The FBI has rolled out cadaver dogs, ground-piercing radar, heavy equipment, archaeologists and dozens of agents in the search for evidence of Hoffa's grave on a farm about 20 milesfrom where the charismatic Teamsters union boss went missing on July 30, 1975.
Critics have blasted the search as unlikely to solve the mystery of Hoffa's presumed murder, especially since the FBI was acting on a lead first offered three decades ago.
FBI Special Agent in Charge Daniel Roberts issued an unusual statement on Friday defending the exhaustive search as part of an ongoing probe of Mafia activities.
Authorities have long suspected that Hoffa, declared dead in 1982, was murdered by mobsters who did not want him to interfere with their sway over the truckers union.
"The expenditure of funds has always been necessary in each and every case the FBI works, and this one is no exception," said Roberts. "We will not abandon our responsibility to investigate a pending Organized Crime case because it might be termed 'too old."'
The FBI has not given an estimate for the cost of its renewed search for Hoffa or detailed the number of agents involved from the bureau's Detroit, Chicago and Washington offices. "It would not be appropriate at this time," said FBI spokeswoman Dawn Clenney.

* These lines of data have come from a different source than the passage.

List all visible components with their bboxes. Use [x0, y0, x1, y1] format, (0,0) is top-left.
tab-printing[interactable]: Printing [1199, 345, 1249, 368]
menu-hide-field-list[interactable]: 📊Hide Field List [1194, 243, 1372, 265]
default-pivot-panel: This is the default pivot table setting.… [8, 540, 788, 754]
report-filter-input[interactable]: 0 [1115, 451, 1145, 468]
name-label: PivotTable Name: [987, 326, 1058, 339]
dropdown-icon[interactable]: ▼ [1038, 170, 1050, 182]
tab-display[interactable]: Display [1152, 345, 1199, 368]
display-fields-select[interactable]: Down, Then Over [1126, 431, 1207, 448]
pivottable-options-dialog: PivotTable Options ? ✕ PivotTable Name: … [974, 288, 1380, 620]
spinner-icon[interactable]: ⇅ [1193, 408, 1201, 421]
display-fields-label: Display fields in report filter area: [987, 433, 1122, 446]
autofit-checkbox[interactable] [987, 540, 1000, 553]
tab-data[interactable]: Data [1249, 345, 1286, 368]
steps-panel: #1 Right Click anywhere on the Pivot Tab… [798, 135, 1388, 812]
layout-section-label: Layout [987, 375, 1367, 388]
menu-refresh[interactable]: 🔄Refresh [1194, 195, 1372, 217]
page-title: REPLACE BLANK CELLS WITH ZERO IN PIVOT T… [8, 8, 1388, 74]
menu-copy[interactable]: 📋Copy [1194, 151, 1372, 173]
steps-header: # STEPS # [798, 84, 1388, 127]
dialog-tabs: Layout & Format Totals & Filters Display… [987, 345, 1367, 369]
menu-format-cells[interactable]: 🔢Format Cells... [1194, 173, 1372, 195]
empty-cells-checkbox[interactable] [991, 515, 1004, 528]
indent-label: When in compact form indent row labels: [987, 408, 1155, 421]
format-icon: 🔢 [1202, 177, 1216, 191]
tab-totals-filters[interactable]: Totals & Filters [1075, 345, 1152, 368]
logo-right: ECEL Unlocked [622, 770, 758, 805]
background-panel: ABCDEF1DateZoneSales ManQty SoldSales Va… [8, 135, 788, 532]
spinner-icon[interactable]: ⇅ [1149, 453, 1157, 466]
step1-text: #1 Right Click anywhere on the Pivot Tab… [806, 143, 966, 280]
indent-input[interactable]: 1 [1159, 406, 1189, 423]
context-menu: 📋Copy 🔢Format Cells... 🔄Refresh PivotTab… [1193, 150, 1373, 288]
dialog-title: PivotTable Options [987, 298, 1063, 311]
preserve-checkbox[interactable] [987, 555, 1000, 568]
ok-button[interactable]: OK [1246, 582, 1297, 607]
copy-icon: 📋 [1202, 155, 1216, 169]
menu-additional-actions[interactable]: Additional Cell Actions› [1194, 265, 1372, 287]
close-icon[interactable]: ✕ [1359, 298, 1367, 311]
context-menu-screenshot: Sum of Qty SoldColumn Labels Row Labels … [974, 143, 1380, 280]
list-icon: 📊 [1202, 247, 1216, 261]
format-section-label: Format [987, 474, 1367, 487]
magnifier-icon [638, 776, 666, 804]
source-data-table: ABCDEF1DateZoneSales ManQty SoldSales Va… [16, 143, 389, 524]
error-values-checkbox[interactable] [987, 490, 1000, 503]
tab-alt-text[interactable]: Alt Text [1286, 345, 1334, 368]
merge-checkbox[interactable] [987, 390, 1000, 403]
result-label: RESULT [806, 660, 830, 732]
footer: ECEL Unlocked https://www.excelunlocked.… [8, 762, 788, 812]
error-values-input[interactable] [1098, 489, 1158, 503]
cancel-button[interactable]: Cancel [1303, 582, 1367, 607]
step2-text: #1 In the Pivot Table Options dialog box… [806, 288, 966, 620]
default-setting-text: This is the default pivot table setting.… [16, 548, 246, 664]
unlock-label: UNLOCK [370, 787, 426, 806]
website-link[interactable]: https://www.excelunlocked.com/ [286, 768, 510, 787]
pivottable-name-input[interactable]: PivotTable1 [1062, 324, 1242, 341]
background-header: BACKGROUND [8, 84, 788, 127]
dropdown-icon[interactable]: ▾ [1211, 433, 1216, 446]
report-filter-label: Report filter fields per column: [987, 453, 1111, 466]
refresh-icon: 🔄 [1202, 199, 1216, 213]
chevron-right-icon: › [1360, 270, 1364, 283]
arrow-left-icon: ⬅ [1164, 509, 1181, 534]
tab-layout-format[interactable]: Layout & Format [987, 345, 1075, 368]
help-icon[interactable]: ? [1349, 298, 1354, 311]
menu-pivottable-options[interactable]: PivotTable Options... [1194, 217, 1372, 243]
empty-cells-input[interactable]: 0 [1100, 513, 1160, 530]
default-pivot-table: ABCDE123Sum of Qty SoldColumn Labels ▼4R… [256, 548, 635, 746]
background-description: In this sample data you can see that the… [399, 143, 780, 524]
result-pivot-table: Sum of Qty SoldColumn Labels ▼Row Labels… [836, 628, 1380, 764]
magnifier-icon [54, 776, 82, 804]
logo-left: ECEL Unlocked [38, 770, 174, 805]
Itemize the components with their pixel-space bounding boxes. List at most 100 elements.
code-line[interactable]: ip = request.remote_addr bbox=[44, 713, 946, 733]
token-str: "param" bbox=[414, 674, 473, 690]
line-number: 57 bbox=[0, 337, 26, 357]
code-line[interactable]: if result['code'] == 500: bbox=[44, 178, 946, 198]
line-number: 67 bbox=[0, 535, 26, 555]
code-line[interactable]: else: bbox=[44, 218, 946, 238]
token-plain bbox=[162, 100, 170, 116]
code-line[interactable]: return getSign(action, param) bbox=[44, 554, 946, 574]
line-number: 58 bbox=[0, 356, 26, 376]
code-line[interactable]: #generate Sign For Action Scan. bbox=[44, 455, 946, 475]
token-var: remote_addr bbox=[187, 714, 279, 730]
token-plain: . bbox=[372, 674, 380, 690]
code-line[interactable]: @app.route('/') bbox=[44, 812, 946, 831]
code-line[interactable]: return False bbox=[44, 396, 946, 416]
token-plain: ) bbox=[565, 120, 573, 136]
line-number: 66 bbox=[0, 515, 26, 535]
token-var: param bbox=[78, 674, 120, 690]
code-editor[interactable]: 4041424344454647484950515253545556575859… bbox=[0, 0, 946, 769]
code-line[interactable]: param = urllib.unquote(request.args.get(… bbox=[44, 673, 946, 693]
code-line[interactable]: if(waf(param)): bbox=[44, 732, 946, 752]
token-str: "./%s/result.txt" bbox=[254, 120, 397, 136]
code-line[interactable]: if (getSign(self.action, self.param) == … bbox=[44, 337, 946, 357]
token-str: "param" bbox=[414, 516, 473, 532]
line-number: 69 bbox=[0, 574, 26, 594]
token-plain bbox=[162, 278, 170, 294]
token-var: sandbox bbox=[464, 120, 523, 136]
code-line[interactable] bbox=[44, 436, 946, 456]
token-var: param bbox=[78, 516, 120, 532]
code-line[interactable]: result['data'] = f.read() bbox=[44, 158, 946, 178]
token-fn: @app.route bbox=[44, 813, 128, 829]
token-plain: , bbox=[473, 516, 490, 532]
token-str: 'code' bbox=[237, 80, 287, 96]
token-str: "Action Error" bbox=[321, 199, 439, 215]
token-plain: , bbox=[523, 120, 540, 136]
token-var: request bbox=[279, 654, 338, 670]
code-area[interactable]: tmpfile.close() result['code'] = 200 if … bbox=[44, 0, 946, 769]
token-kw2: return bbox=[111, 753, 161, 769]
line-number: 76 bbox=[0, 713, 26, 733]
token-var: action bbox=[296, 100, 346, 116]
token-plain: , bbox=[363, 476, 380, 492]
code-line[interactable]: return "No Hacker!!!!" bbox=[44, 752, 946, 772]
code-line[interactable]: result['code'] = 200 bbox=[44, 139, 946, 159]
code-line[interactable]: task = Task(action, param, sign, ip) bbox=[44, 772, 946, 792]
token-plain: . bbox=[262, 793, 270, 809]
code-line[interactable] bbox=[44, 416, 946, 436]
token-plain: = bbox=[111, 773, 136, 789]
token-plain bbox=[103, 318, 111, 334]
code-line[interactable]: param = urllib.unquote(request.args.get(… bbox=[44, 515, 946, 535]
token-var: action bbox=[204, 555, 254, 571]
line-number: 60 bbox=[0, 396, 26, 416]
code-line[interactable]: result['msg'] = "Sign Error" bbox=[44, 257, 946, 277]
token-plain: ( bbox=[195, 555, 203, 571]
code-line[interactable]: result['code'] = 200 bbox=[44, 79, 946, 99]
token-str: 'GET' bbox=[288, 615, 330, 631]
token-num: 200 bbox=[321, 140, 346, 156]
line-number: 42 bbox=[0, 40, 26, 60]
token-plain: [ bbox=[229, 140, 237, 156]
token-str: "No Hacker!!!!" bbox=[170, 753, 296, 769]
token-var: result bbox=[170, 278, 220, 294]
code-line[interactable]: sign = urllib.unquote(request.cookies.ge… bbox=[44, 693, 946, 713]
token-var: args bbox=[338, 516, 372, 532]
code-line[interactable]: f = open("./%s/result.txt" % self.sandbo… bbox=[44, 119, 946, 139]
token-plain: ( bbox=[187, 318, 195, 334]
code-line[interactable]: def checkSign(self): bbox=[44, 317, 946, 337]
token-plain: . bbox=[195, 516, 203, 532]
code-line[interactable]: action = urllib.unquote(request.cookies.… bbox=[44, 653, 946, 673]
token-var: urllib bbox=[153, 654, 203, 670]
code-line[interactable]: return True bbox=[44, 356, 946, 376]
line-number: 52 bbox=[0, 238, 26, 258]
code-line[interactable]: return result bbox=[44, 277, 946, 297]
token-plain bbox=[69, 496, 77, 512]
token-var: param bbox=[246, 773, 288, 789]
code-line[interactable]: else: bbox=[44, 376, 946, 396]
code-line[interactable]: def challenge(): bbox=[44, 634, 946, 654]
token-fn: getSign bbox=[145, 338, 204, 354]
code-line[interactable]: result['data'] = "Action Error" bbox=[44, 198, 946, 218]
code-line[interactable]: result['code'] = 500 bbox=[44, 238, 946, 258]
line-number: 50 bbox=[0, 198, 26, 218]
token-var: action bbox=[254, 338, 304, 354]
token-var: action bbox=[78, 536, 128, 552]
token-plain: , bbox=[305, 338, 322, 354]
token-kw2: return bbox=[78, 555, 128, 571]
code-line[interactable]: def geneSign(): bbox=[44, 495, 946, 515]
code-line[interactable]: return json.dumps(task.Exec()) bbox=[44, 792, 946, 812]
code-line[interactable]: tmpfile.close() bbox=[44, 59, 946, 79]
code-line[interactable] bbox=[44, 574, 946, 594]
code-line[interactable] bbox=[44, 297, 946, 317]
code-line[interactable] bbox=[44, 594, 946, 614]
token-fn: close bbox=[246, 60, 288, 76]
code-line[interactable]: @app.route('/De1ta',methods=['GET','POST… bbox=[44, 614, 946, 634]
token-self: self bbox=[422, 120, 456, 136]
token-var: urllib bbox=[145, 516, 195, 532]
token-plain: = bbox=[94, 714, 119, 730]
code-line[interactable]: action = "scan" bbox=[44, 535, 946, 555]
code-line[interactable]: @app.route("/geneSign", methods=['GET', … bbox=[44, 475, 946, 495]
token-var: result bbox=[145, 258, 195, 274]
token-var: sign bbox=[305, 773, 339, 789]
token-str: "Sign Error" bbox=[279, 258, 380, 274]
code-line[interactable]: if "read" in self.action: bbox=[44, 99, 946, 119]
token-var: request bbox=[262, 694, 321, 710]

"The investigation is still ongoing."
The Detroit News reported earlier this week the Hoffa search could cost up to $500,000, based on estimates from unnamed federal officials.
The newspaper's columnist, Laura Bergman, called that a waste of taxpayer money. "The Detroit area hardly lacks crimes that require solutions -- that are begging for the kind of manpower and resources now being deployed on this loony Hoffa hunt," she wrote.
Since the search began a week ago, FBI contractors have used an excavator to tear down a horse barn on the Hidden Dreams Farm to begin sifting through soil under its foundation for evidence. A tent was erected to house the thoroughbreds owned by the farm's current owners.
The search was triggered by a tip from Donovan Wells, 75, a federal prisoner serving a 10-year drug trafficking sentence who lived on the farm at the time of Hoffa's disappearance.
A former lawyer for Wells, James Elsman, said Wells offered the information to the FBI 30 years ago but the bureau ignored the tip. Now, Wells has offered it again in hopes of securing a reduced sentence.
Wells, who has reportedly passed a polygraph test, told his lawyers he saw men burying what appeared to be a body with a backhoe on the farm a day after Hoffa vanished.
"Even if they find a piece of the body, a scoop of DNA, so what?" said Elsman. "This just raises questions about the use of government resources. It's ludicrous."
Hoffa was last seen outside a Detroit-area restaurant where he was to meet a New Jersey Teamsters' boss and a local Mafia captain. No trace of Hoffa has ever been found, and no one has been charged in the case.